Tuesday, October 25, 2011

Refrigerator Bran Muffins

Refrigerator Bran Muffins 

Original Recipe from Stressed Spelled Backwards

Makes 48 muffins 


Ingredients: 
4 cups what bran flakes 
2 cups bran buds
2 cups boiling water 
4 cups buttermilk 
1/2 cup butter, melted
1/2 cup applesauce
2 cups sugar
4 eggs
1 teaspoon vanilla extract
5 cups freshly ground wheat flour
4 teaspoons baking soda
1 teaspoon salt 


Directions: 
In a large bowl pour boiling water over wheat bran flakes and bran buds, and mix well. Stir every few minutes while the mixture cools to room temperature. Add buttermilk, melted butter, applesauce, sugar, eggs and vanilla and mix well. Add wheat flour, baking soda and salt. mix well to combine all the ingredients.  
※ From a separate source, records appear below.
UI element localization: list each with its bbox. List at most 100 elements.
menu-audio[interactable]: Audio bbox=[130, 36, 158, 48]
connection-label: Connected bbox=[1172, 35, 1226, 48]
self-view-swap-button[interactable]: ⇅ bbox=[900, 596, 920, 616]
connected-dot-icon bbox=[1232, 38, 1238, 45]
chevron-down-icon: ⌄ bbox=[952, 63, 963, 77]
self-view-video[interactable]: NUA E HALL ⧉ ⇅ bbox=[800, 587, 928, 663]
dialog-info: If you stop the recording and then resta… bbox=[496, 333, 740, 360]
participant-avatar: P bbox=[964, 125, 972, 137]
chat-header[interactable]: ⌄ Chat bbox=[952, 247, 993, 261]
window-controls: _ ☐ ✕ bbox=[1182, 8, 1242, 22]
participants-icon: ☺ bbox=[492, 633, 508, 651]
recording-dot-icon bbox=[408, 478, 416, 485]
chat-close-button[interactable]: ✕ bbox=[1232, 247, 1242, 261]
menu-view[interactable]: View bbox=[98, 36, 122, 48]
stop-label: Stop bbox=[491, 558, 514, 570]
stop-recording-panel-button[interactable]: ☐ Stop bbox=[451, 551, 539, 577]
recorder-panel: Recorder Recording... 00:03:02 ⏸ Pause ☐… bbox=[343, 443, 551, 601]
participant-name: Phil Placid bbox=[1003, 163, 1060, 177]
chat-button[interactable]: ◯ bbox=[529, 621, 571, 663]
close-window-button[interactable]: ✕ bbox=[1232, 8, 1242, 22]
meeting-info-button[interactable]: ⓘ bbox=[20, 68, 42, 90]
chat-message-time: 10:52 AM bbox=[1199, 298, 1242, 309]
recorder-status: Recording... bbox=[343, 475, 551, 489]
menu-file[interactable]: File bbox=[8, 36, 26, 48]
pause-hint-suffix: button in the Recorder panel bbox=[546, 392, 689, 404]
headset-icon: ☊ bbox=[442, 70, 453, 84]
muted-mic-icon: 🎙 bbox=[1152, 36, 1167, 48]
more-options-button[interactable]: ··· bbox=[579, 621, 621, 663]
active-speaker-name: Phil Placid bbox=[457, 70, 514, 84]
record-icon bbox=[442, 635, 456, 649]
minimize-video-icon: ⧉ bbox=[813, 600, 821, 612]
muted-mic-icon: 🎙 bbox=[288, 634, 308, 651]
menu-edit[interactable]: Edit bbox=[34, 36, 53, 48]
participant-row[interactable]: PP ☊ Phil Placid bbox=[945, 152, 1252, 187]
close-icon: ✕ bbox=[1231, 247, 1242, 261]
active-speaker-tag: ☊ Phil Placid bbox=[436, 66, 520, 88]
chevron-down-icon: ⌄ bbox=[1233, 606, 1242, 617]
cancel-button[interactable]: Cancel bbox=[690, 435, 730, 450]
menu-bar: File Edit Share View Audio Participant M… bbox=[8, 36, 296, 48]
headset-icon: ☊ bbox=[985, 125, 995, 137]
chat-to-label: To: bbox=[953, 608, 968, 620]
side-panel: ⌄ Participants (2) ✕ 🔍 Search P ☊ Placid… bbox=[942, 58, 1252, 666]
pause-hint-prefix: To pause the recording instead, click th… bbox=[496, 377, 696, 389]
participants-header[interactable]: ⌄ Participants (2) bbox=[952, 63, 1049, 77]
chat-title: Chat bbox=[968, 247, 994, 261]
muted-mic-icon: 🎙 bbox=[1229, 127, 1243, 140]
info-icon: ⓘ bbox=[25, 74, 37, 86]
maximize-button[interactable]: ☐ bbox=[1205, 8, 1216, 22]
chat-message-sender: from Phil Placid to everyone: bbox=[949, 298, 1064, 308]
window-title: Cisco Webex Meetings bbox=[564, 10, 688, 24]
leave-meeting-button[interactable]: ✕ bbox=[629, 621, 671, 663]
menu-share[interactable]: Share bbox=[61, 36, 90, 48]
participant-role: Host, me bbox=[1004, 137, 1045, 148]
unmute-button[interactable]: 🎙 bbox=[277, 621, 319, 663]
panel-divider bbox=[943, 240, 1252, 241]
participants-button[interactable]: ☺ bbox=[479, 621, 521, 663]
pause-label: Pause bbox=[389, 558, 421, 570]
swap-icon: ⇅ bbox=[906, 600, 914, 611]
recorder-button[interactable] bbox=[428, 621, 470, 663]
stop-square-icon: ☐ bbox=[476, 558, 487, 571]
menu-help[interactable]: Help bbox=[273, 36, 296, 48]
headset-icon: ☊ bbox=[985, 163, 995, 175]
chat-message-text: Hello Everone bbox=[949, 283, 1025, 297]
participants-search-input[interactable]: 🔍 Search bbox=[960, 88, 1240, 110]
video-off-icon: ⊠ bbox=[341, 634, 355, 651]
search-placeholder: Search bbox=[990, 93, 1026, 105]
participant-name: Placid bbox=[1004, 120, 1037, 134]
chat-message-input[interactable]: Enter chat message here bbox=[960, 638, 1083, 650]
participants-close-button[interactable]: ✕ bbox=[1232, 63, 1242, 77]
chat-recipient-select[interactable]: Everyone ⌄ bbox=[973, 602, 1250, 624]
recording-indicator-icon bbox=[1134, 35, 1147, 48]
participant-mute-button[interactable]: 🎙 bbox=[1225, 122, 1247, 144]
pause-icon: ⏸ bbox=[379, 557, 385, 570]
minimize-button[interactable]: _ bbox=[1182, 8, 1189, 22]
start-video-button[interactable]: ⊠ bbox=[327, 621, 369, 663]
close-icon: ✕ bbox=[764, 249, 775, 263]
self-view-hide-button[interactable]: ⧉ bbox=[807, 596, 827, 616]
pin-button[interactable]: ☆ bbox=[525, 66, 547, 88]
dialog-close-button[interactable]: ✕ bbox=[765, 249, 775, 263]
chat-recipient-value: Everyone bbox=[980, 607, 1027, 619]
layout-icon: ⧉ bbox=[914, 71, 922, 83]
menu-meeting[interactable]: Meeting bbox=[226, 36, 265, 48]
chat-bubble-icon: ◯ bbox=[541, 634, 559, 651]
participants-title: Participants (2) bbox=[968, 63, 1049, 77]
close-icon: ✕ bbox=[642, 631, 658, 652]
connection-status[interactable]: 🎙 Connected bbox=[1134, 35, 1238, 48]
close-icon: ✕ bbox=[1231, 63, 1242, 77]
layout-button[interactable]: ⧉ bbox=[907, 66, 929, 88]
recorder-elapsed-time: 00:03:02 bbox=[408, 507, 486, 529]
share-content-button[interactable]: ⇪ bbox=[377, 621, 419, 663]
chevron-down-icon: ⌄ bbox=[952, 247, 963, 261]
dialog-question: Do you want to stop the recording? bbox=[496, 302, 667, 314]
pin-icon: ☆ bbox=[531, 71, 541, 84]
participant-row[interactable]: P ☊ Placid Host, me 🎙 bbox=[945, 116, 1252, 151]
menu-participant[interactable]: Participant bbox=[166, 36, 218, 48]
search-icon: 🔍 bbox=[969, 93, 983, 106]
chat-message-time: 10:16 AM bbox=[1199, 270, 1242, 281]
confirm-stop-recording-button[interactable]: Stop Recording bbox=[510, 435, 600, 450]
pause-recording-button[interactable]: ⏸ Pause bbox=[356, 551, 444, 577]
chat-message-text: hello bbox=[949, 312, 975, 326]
The batter can be covered and kept in the refrigerator (we divided these into ziplock bags).  To bake, scoop the batter into greased muffin tins, Fill 3/4 full. Bake at 375 degrees F for 14-16 minutes. 


My kids eat these like they're cupcakes (can't say I blame them).  These are FABULOUS!
(Although..next time I think I'll add a few raisins... just to mix things up.) 
If nothing else, eat these little guys if you need a little "regularity" in your life. :)

Tuesday, October 4, 2011

Erika's Macaroni Bake

1 lb. dry macaroni

Cook noodles according to package directions. Drain water.


Cook ground beef and onion together until cooked thoroughly. Drain any extra grease.

1 1/2 lbs. Ground beef
2 Tbls. Dry onion

Saute garlic (to taste) in a little oil or butter

Puree 1 (28 oz) can whole tomatoes

In a large bowl add:
1 can corn (drained)
1 (10.75 oz) can tomato soup
(about 12 oz.) Cottage Cheese

Then Add:
The above ingredients
2 cups shredded cheese
Salt & Pepper to taste
Garlic Salt to taste
Sugar to taste

Add about a handful of mozzarella cheese on top.  Bake at 400 degrees for about 30-40 minutes (or until warmed and cheese is melted).

This is one of those..."Add a little of this, and a little of that" recipes.  I just kept adding ingredients until it tasted good.  So please don't follow this recipe exactly...just do what tastes good! 

Monday, October 3, 2011

Crockpot Italian Chicken


4 chicken breasts
1-2 packets dry Zesty Italian dressing
1 (8 oz) package cream cheese, softened
1-2 cans cream of chicken soup (depending how cream cheesy you want it)

Place the chicken in a crockpot and sprinkle Italian dressing over it. Combine cream cheese and cream of chicken soup in a small pot over low heat and pour over chicken. Cook on low for at least 4 hours. You can leave it in there all day. Once chicken is done you can leave the chicken breasts whole, cube it, or even shred it.
I've tried something similar to this before and loved it, but for some reason this particular batch seemed to be a little overdone (I cooked it for 4 hours on low).  Next time I think I'll add more soup and a litle milk or something.  Don't get me wrong, it's great if it's done right.

Sunday, October 2, 2011

Russian Refresher (AKA Mormon Tea)

Adapted From Rogers Family Recipes

2 c. Tang
3 oz. presweetened lemonade mix (Country Time Lemonade Drink Mix)
1 1/3 c. sugar
1 tsp. cinnamon
1/2 tsp. ground cloves

Mix all together and store in an airtight container.

To make: Add 4 tsp. to small cup or mug of hot water.

This resembles a mock citrus hot cider wassail (but without the work).  This is great to have on hand during the chilly fall and winter months.  We just mix it up and put in a large ziplock bag.

Homemade Hot Chocolate Mix

1 (1 lb) Bottle Coffee Creamer
1 (2 lb) can Nestles Chocolate Drink Mix
2 c. Powdered Sugar
1 (8 qt) Box Of Dry Milk (10 2/3 c.)

For Individual Servings:
Pour 1 c. boiling water over 1/4 c. of hot chocolate mix.  Stir. 

(Makes about 60 c.)

Enjoy this wonderful, hot, creamy, chocolaty drink.  Be prepared to mix it in a large container, as this makes A LOT!